President Trump's lawyer Rudy Giuliani said Sunday that the president's former lawyer, Michael Cohen, "should cooperate" with prosecutors, and if tells the truth, Trump has nothing to worry about.
Giuliani made the television rounds Sunday morning, appearing on three different programs, as speculation grew louder last week that Cohen was inching closer to criminal charges and possibly working out a deal with prosecutors.
"Michael Cohen should cooperate with the government," Giuliani said on ABC's This Week.
"So you have no concerns at all about anything that Michael Cohen might tell the prosecutors?" asked ABC host George Stephanopoulos.
" Zero. None," Giuliani said. "As long as he tells the truth, we're home free."
In an interview last week with Stephanopoulos, Cohen acknowledged that he soon could face criminal charges in an ongoing FBI probe of his finances and business dealings. He also signaled a willingness to cooperate with federal prosecutors, even if what he tells them or special counsel Robert Mueller could imperil the president.
"My wife, my daughter and my son have my first loyalty and always will," Cohen said. "I put family and country first."
On Sunday, Giuliani repeatedly downplayed the possibility that Cohen, who was known for years as Trump's fixer, and who is on tape making threats on behalf of Trump, could provide information to prosecutors that would put the president in any legal jeopardy.
"There is no evidence of wrongdoing with President Trump. So, we're very comfortable," Giuliani said on CNN's State of the Union. "If [Cohen] believes it's in his best interest to cooperate, God bless him. He should cooperate."
In April, Trump said he did not believe Cohen would cooperate with investigators.

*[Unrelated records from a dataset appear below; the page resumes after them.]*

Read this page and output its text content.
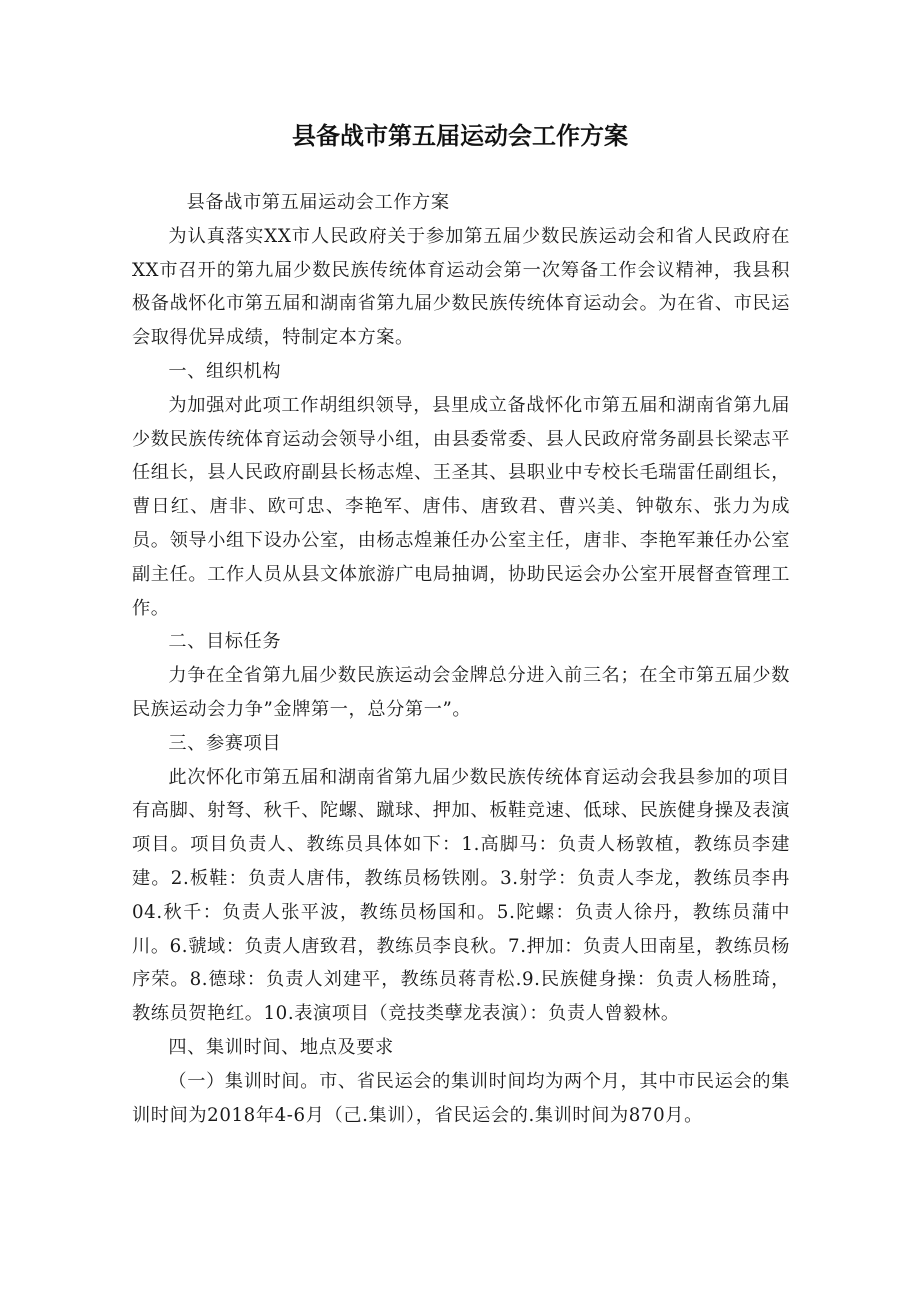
县备战市第五届运动会工作方案

县备战市第五届运动会工作方案

为认真落实XX市人民政府关于参加第五届少数民族运动会和省人民政府在XX市召开的第九届少数民族传统体育运动会第一次筹备工作会议精神，我县积极备战怀化市第五届和湖南省第九届少数民族传统体育运动会。为在省、市民运会取得优异成绩，特制定本方案。

一、组织机构

为加强对此项工作胡组织领导，县里成立备战怀化市第五届和湖南省第九届少数民族传统体育运动会领导小组，由县委常委、县人民政府常务副县长梁志平任组长，县人民政府副县长杨志煌、王圣其、县职业中专校长毛瑞雷任副组长，曹日红、唐非、欧可忠、李艳军、唐伟、唐致君、曹兴美、钟敬东、张力为成员。领导小组下设办公室，由杨志煌兼任办公室主任，唐非、李艳军兼任办公室副主任。工作人员从县文体旅游广电局抽调，协助民运会办公室开展督查管理工作。

二、目标任务

力争在全省第九届少数民族运动会金牌总分进入前三名；在全市第五届少数民族运动会力争”金牌第一，总分第一”。

三、参赛项目

此次怀化市第五届和湖南省第九届少数民族传统体育运动会我县参加的项目有高脚、射弩、秋千、陀螺、蹴球、押加、板鞋竞速、低球、民族健身操及表演项目。项目负责人、教练员具体如下：1.高脚马：负责人杨敦植，教练员李建建。2.板鞋：负责人唐伟，教练员杨铁刚。3.射学：负责人李龙，教练员李冉04.秋千：负责人张平波，教练员杨国和。5.陀螺：负责人徐丹，教练员蒲中川。6.虢域：负责人唐致君，教练员李良秋。7.押加：负责人田南星，教练员杨序荣。8.德球：负责人刘建平，教练员蒋青松.9.民族健身操：负责人杨胜琦，教练员贺艳红。10.表演项目（竞技类孽龙表演）：负责人曾毅林。

四、集训时间、地点及要求

（一）集训时间。市、省民运会的集训时间均为两个月，其中市民运会的集训时间为2018年4-6月（己.集训），省民运会的.集训时间为870月。
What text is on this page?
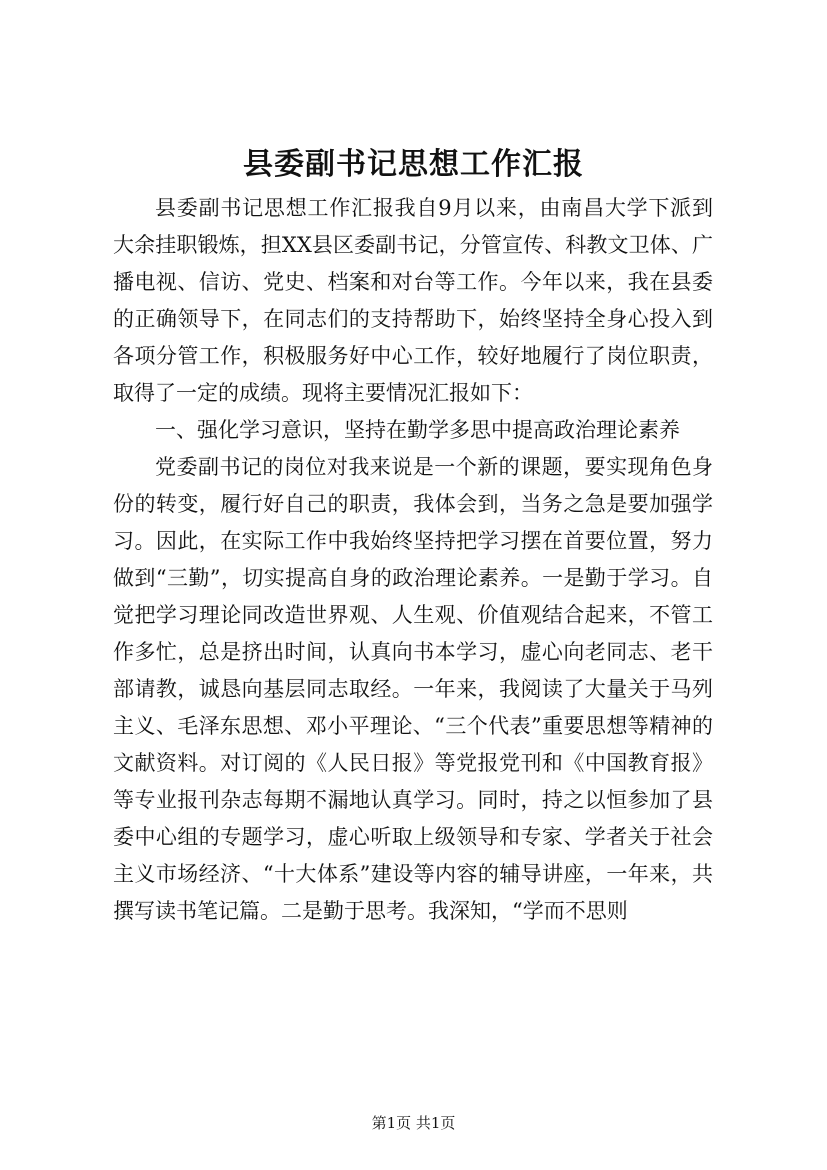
县委副书记思想工作汇报

县委副书记思想工作汇报我自9月以来，由南昌大学下派到大余挂职锻炼，担XX县区委副书记，分管宣传、科教文卫体、广播电视、信访、党史、档案和对台等工作。今年以来，我在县委的正确领导下，在同志们的支持帮助下，始终坚持全身心投入到各项分管工作，积极服务好中心工作，较好地履行了岗位职责，取得了一定的成绩。现将主要情况汇报如下：

一、强化学习意识，坚持在勤学多思中提高政治理论素养

党委副书记的岗位对我来说是一个新的课题，要实现角色身份的转变，履行好自己的职责，我体会到，当务之急是要加强学习。因此，在实际工作中我始终坚持把学习摆在首要位置，努力做到“三勤”，切实提高自身的政治理论素养。一是勤于学习。自觉把学习理论同改造世界观、人生观、价值观结合起来，不管工作多忙，总是挤出时间，认真向书本学习，虚心向老同志、老干部请教，诚恳向基层同志取经。一年来，我阅读了大量关于马列主义、毛泽东思想、邓小平理论、“三个代表”重要思想等精神的文献资料。对订阅的《人民日报》等党报党刊和《中国教育报》等专业报刊杂志每期不漏地认真学习。同时，持之以恒参加了县委中心组的专题学习，虚心听取上级领导和专家、学者关于社会主义市场经济、“十大体系”建设等内容的辅导讲座，一年来，共撰写读书笔记篇。二是勤于思考。我深知，“学而不思则

第1页 共1页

"Most people will flip if the Government lets them out of trouble, even if it means lying or making up stories," Trump tweeted. "Sorry, I don't see Michael doing that despite the horrible Witch Hunt and the dishonest media!"
Giuliani used the interviews to question the integrity of the Mueller probe, which is tasked with investigating Russia's efforts to interfere in the 2016 election, and whether or not the Trump campaign coordinated with Russia.
He said that the president would not agree to be interviewed as part of the Mueller probe unless the special counsel "can satisfy us that there's some basis for this investigation."
"What we're asking them for is: Is this the witch hunt that a lot of people think it is? Or is there a factual basis for this?" Giuliani told NBC's Meet The Press.
Mueller has already filed at least 23 indictments as part of the special counsel probe and five defendants have pleaded guilty, although none of the indictments directly involve wrongdoing by President Trump.
"It's our, it's our firm belief, and we think nothing contradicts this, that the president did nothing wrong," Giuliani said.